Thomasia pygmaea, commonly known as tiny thomasia, is a species of flowering plant in the family Malvaceae and is endemic to southern Western Australia. It is a low, dense, compact shrub with broadly heart-shaped to egg-shaped or more or less round leaves and pink to purple flowers.

==Description==
Thomasia pygmaea is a dense, compact shrub that typically grows to 10–20 cm high and up to 80 cm wide, its stems covered with rust-coloured scales. Its leaves are broadly heart-shaped to egg-shaped or more or less round, 2–12 mm long and 8–10 mm wide on a petiole 10–15 mm long. The surface of the leaves is covered with pale or rust-coloured scales, densely so on the lower surface. The flowers are 18 mm in diameter and arranged singly or in pairs in leaf axils a scaly peduncle 30–40 mm long, each flower on a pedicel 8–10 mm long.

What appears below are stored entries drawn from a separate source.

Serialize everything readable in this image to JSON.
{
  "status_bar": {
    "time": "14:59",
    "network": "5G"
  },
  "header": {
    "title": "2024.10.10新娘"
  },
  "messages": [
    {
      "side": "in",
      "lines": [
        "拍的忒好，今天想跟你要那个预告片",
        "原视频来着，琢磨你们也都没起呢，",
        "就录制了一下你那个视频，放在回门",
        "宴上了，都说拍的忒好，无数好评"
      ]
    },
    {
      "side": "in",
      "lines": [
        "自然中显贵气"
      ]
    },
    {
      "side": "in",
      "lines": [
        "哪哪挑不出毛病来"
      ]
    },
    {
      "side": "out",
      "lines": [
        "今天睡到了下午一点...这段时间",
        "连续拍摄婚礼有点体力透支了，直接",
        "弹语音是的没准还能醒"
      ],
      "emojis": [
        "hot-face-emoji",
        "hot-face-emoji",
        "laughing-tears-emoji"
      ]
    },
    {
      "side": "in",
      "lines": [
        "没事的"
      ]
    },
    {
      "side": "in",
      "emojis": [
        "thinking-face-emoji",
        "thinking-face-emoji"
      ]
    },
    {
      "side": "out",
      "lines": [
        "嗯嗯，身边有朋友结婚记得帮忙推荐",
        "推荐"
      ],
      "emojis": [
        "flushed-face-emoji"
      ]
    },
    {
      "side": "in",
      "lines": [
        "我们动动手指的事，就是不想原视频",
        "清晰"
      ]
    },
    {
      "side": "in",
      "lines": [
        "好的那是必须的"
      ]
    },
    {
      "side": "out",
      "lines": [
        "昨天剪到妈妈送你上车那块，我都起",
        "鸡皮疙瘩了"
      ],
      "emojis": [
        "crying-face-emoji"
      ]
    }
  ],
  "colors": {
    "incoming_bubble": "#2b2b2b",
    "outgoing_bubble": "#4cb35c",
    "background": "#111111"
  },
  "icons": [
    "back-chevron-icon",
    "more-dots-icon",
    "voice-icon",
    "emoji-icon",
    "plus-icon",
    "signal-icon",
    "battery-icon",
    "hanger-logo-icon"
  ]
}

The sepals are pink to purple and sparsely covered with scaly hairs. Flowering occurs from August to October.

==Taxonomy and naming==
This species was first formally described in 1852 by Nicolai Stepanovitch Turczaninow who gave it the name Asterochiton pygmaeus in Bulletin de la Société Impériale des Naturalistes de Moscou from specimens collected by James Drummond. In 1863, George Bentham changed the name to Thomasia pygmaea in Flora Australiensis. The specific epithet (pygmaea) means "dwarf".

==Distribution and habitat==
This thomasia grows in woodland and shrubland between the south of the Stirling Range and the west of Esperance in the Esperance Plains and Mallee bioregions of southern Western Australia.

==Conservation status==
Thomasia pygmaea is listed as "Priority Three" by the Government of Western Australia Department of Biodiversity, Conservation and Attractions, meaning that it is poorly known and known from only a few locations but is not under imminent threat.

==Use in horticulture==
Tiny thomasia is described as an attractive small shrub, useful for edging, container growing or in rockeries. It requires a light soil with good drainage and tolerates some shade and light frost.